Одиссей, царь Итаки, несравним с царем Эдипом. Царь старого мифа всецело принадлежит повседневности, он «хитроумен» уже потому, что умеет, не нарушив канонов игры, соблюсти собственные интересы. Зевс называет его «божественным» и отличает среди прочих смертных [4,I,65–70]. Но Одиссей не заявляется на управление игрой, он не покушается на роль и место богов, которые, всецело населяя игротехнологический уровень, доступными им средствами направляют ход игры. В новом мифе Мойры властвуют как над людьми, так и над богами, что в старом мифе не было заметно в такой степени и проявилось, главным образом, в трагедиях. Поэтому человек в состоянии управлять игрой так же, как и бог, — ими обоими управляет судьба=жребий.

Но царь Эдип — это, строго говоря, не человек.

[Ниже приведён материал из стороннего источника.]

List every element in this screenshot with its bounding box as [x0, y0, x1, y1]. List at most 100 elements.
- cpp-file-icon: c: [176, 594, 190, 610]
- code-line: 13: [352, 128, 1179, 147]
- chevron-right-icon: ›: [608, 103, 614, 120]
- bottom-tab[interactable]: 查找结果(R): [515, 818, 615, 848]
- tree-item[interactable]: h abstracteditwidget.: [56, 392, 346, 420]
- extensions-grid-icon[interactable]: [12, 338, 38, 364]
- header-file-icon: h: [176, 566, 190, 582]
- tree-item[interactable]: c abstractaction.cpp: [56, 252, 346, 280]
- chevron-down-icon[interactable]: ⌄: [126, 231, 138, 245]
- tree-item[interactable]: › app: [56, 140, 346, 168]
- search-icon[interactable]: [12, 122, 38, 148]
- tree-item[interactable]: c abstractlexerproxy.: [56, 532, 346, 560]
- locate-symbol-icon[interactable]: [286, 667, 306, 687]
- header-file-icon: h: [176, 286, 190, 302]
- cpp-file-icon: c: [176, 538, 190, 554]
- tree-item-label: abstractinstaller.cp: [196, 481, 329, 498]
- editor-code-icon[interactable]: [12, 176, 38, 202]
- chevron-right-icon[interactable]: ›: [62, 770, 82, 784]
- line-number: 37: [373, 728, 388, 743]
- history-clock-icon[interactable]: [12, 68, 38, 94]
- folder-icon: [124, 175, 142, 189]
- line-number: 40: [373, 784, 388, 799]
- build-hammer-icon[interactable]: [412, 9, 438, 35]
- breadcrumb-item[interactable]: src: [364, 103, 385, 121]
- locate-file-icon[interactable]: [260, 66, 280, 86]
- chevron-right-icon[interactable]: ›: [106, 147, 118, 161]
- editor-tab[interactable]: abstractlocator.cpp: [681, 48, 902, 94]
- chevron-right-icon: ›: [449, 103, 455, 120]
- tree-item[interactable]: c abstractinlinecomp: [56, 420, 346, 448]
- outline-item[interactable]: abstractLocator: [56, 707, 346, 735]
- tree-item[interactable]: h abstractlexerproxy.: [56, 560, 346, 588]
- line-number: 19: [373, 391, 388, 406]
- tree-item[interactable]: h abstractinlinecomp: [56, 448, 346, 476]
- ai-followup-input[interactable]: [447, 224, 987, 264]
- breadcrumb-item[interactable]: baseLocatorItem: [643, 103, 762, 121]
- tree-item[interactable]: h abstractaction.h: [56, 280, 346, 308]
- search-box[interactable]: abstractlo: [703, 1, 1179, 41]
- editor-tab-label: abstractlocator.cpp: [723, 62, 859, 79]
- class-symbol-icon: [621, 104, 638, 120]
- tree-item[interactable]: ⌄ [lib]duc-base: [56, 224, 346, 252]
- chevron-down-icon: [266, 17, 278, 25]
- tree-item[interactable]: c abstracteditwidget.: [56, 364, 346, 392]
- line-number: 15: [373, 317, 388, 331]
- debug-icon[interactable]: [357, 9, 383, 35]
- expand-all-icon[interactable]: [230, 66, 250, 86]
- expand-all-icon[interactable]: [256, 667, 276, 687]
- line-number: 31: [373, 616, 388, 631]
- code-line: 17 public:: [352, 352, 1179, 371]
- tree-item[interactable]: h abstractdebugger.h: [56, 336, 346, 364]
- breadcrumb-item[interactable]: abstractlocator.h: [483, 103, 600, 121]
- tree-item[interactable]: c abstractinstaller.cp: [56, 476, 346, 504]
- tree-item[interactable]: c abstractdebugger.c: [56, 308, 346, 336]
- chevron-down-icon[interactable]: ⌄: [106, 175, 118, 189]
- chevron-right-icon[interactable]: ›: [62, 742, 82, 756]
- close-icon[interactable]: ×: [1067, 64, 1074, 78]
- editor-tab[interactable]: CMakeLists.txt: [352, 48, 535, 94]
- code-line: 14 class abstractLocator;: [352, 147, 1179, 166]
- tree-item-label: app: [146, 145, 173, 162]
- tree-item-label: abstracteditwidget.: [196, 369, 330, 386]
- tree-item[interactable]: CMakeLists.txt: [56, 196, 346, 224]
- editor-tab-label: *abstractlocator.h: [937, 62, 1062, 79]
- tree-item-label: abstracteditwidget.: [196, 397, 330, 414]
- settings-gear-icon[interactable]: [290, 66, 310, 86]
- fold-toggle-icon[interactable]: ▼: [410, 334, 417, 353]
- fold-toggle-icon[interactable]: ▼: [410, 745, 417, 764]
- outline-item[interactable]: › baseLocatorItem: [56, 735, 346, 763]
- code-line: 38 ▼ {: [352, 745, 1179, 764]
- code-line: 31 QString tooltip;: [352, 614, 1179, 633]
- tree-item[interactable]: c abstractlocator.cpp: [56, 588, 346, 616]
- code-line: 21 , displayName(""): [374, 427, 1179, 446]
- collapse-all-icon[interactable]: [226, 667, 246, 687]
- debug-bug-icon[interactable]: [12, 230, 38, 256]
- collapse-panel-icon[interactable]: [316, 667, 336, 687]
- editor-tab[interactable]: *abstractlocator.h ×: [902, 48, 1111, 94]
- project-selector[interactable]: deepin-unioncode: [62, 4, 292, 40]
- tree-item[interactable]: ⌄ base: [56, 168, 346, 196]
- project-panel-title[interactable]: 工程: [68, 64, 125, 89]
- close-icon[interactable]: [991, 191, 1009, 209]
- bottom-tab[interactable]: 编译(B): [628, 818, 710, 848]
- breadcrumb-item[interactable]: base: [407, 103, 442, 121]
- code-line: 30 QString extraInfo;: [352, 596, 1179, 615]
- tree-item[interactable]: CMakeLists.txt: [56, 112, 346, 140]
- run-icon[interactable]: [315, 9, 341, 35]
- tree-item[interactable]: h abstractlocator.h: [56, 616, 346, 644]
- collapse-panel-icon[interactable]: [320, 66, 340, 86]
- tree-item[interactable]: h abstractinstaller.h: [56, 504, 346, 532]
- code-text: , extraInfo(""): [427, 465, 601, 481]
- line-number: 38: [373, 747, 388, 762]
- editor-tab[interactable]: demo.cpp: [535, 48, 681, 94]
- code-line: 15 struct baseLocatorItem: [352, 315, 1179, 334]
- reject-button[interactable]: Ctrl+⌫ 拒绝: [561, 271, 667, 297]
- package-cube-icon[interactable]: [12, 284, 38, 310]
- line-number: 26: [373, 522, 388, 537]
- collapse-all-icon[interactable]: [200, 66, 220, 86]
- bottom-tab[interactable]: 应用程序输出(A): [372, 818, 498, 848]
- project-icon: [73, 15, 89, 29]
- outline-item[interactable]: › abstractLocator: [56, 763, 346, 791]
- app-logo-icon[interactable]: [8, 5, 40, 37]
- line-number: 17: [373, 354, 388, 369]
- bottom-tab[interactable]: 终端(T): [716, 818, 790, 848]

«Не бог ты, знаю, — говорит Эдипу Жрец. — Не как к богу мы
К тебе пришли — и я, и наши дети
И к очагу припали твоему.
Но из людей для нас, Эдип, ты первый,
И в злоключеньях жизни безрасчетных,
И в ниспосланьях грозных божества.»
[13, «Эдип»,31–36]

Человек в ситуации, в которой оказался Эдип, просто в силу своей природы остановится на полпути. У кого хватило бы духу пройти его до конца!

«Э д и п

Жена, скажи, не тот ли это самый,

Кому велели мы прийти сюда?

И о к а с т а

Как? Что? Кого назвал он? Не заботься,

Забудь скорее все его слова!

Э д и п

Тому не быть, чтоб я, с такой уликой,

Раскрыть свое рожденье упустил!

И о к а с т а

Коль жизнь тебе мила, оставь расспросы.

Молю богами, я и так страдаю.

Э д и п

Не бойся; пусть предстану пред тобой

Тройным рабом, — не станешь ты рабыней.

И о к а с т а

Эдип, молю, послушайся меня!

Э д и п

Послушаться? Не обнаружить рода?

И о к а с т а

Но я забочусь о твоем же благе!

Э д и п

Вот это благо уж давно мне в тягость!

И о к а с т а

О! Век бы не узнать тебе, кто ты!»

[Ibid., 1054–1068]

Кто из людей не остановился бы перед риском утратить все, что имеет? И как напряжен этот диалог между обо всем догадавшейся Иокастой, пытающейся в последней надежде спасти былое счастье, и Эдипом, делающим поистине нечеловеческий в своей необратимости и роковой значимости выбор.